Supply Chain Human Rights Compliance
Moog is committed to fair employment practices, including compliance with applicable U.S. and international laws that prohibit child and forced labor. We endeavor to maintain open and fair business dealings in the selection of sources of supply on the basis of quality, price, services offered, and adherence to business ethics policies that are consistent our own standards. Moog’s business relations expectations are that its suppliers will produce products in an ethical and socially responsible manner.
With respect to contracts for goods and services to be supplied to the U.S. Government, Moog includes Federal Acquisition Regulation (FAR) Clause 52.222-50, “Combating Trafficking in Persons” in its subcontracts, including commercial item subcontracts.
Moog’s standard terms and conditions of purchase require that all supplied goods and services be produced and furnished in compliance with all applicable laws, including those related to equal employment opportunity, wages, hours and conditions of employment. A material violation by a supplier or potential supplier of applicable laws or regulations regarding human trafficking or slavery will not be tolerated by Moog and will result in Moog’s discontinuing to use the supplier as a source of supply until the violation has been corrected.
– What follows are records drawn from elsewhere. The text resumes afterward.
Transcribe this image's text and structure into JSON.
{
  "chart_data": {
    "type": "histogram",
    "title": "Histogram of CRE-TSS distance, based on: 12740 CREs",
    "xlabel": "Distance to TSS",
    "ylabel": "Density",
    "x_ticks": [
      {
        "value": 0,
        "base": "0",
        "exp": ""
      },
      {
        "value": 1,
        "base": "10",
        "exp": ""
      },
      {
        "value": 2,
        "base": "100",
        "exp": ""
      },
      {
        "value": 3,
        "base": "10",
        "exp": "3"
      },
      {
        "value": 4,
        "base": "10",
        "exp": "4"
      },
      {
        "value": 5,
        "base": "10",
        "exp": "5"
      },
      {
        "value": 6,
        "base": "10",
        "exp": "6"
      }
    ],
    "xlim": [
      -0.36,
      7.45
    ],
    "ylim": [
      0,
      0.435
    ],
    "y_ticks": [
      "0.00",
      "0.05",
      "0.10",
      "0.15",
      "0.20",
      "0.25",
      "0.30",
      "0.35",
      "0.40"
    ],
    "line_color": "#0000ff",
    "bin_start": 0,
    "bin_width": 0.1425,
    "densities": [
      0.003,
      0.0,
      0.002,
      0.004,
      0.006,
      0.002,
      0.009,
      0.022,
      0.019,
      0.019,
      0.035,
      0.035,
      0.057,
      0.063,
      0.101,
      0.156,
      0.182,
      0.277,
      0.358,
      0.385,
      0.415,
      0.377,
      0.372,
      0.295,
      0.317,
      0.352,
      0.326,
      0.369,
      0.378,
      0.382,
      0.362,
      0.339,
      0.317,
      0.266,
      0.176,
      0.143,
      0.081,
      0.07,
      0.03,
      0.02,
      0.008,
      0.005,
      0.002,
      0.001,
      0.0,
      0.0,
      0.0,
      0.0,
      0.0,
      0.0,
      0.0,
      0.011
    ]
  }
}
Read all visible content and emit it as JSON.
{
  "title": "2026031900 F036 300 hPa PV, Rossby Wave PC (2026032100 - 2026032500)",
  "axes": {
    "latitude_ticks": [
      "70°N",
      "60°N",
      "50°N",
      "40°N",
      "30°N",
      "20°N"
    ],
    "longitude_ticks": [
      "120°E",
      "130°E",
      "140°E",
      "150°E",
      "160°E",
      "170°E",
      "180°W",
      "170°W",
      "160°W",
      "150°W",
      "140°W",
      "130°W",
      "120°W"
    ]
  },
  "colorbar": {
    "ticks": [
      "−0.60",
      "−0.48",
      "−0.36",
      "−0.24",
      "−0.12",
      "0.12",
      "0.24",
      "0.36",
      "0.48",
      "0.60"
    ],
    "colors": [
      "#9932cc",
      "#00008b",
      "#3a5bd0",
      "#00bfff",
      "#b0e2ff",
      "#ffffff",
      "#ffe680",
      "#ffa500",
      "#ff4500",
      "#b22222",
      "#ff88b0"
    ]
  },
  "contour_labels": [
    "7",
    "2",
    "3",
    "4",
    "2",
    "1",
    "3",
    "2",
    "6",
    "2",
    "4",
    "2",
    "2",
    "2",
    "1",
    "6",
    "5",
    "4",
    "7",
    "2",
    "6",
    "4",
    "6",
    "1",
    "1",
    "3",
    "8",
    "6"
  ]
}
California Transparency in Supply Chain Act of 2010
The California Transparency in Supply Chain Act requires manufacturers doing business in California to disclose to consumers their efforts to eradicate slavery and human trafficking from its supply chains.
In reference to the specific disclosures called for in the Act, the following additional information is provided:
1. As described above, Moog engages in verification of product supply chains to evaluate and address risks of human trafficking and slavery. Moog does not currently use an independent third party to conduct verifications.
2. Moog does not currently conduct audits of suppliers to evaluate supplier compliance with Moog standards for trafficking and slavery in the supply chain.
3. Moog does not currently require direct suppliers to certify that materials incorporated into products sold by Moog comply with the laws regarding slavery and human trafficking of the country or countries in which they are doing business.
4. As reflected in its Statement of Business Ethics and other legal compliance standards imposed on its employees, Moog maintains internal accountability standards and procedures for employees who fail to meet company standards regarding slavery and human trafficking. In the context of the flow down of FAR requirements on U.S. Government contracts, Moog extends those standards to subcontractors and suppliers. In addition, Moog requires each of its suppliers, as a material contract term, to comply with all laws and regulations applicable to the supplier’s operations and the products supplied to Moog.
5. Moog provides its employees and managers, who have direct responsibility for supply chain management, training on human trafficking and slavery, but does not currently place particular emphasis on mitigating risks of human trafficking and slavery within the supply chain.